[Xapian-discuss] Filtering queries with many boolean terms

Tue Oct 6 11:00:15 BST 2009

On Sat, Oct 03, 2009 at 09:15:48PM -0400, Jason Tackaberry wrote:
> Unfortunately, xapian is quite slow at updating many documents.
> Updating 10k documents by adding an XTAGfoo term takes 40 seconds
> (including db flush) on my system.  One use-case for updating this many
> documents is, for example, applying a tag to existing emails in a
> mailing list.

Currently we rewrite all the terms if any are changed, which is why it
is a bit slow.  This could be improved:

http://trac.xapian.org/ticket/250

So one approach would just be to live with the 40 seconds for now and
you'll get a nice speed up when that optimisation is implemented.

> So, I am looking into an alternative approach.  I'm already maintaining
> a table of all threads (gmail would call them conversations) in an sql
> database.  All emails in the xapian database are given an XTID<n> term
> corresponding to the thread id in the sql database.  If I want to search
> for all documents with the word "foo" and with tag "bar", I figured I'd
> first look up all thread ids with tag "bar" in SQL, and then use those
> ids as filters with the Xapian search.  So the Xapian query might look
> like:
> 
>         (foo) (tid:0 tid:1 tid:2 tid:3)

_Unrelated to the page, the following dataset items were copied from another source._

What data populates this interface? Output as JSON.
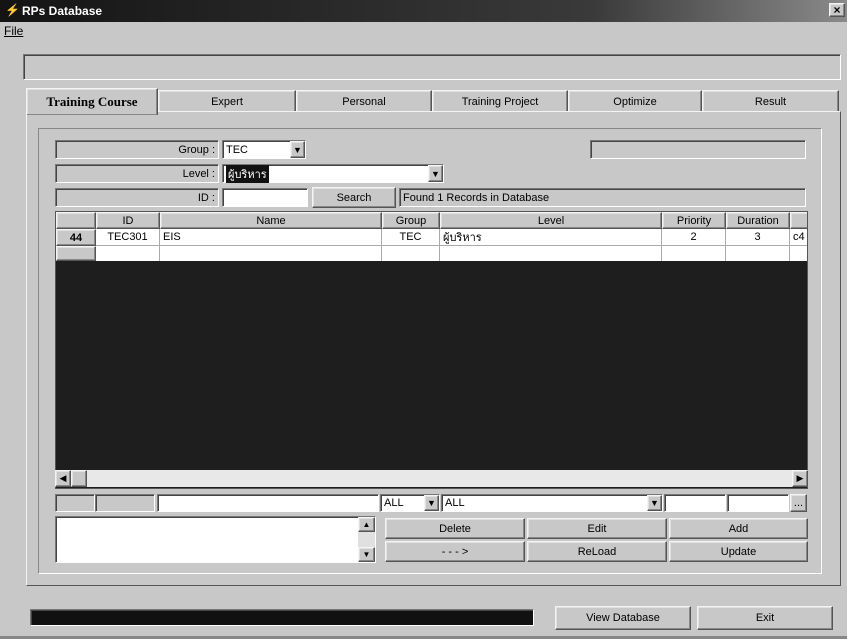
{
  "window": {
    "title": "RPs Database",
    "close": "×"
  },
  "menu": {
    "file": "File"
  },
  "tabs": [
    "Training Course",
    "Expert",
    "Personal",
    "Training Project",
    "Optimize",
    "Result"
  ],
  "filters": {
    "group_label": "Group :",
    "group_value": "TEC",
    "level_label": "Level :",
    "level_value": "ผู้บริหาร",
    "id_label": "ID :",
    "id_value": "",
    "search_button": "Search",
    "result_text": "Found 1 Records in Database"
  },
  "grid": {
    "columns": [
      "ID",
      "Name",
      "Group",
      "Level",
      "Priority",
      "Duration"
    ],
    "rows": [
      {
        "num": "44",
        "id": "TEC301",
        "name": "EIS",
        "group": "TEC",
        "level": "ผู้บริหาร",
        "priority": "2",
        "duration": "3",
        "extra": "c4"
      }
    ]
  },
  "bottom_filters": {
    "group": "ALL",
    "level": "ALL",
    "browse": "..."
  },
  "buttons": {
    "delete": "Delete",
    "edit": "Edit",
    "add": "Add",
    "next": "- - - >",
    "reload": "ReLoad",
    "update": "Update",
    "view_database": "View Database",
    "exit": "Exit"
  }
}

Note that you really shouldn't build up query strings mechanically to
pass to the QueryParser.  It doesn't have a rigidly defined syntax, but
is really a heuristic parser aiming to handle potentially poorly formed
human written input (and those heuristics can change between releases)
so it may not parse your built query as you intended, or may stop
doing so.

Instead parse "foo" and then append the filters using the API:

    // Assuming the tids are listed in vector<string> tids:
    Xapian::Query filter(Xapian::Query::OP_OR, tids.begin(), tids.end());
    Xapian::Query q = qp->parse_query("foo");
    q = Xapian::Query(Xapian::Query::OP_FILTER, q, filter);

> Where tid: is prefix for boolean term XTID.  This translates to:
> 
>         Xapian::Query((Zfoo:(pos=1) AND 0 * (XTID0 OR XTID1 OR XTID2 OR
>         XTID3)))
> 
> This works fine until I start to add many XTID terms, and then I start
> to notice that query time increases (about quadratically it seems) with
> the number of terms.  This surprised me, because a search for "foo" by
> itself finishes in 0.0005 seconds with all matches fetched.  I expected
> the XTID terms to apply as a filter, and therefore be no worse than the
> time it takes for the query to complete (with all matches fetched)
> without the XTID terms.

Well the filter part will take time to evaluate, but will potentially
reduce the work required for the probabilistic part.  So it's not
totally clear whether it will be fast with or without the filter,
but I/O is usually the limiting factor (having to read a single block
from disk takes many many CPU cycles) so I'd probably guess the filtered
version would be slower if there are a lot of "XTID" terms in it.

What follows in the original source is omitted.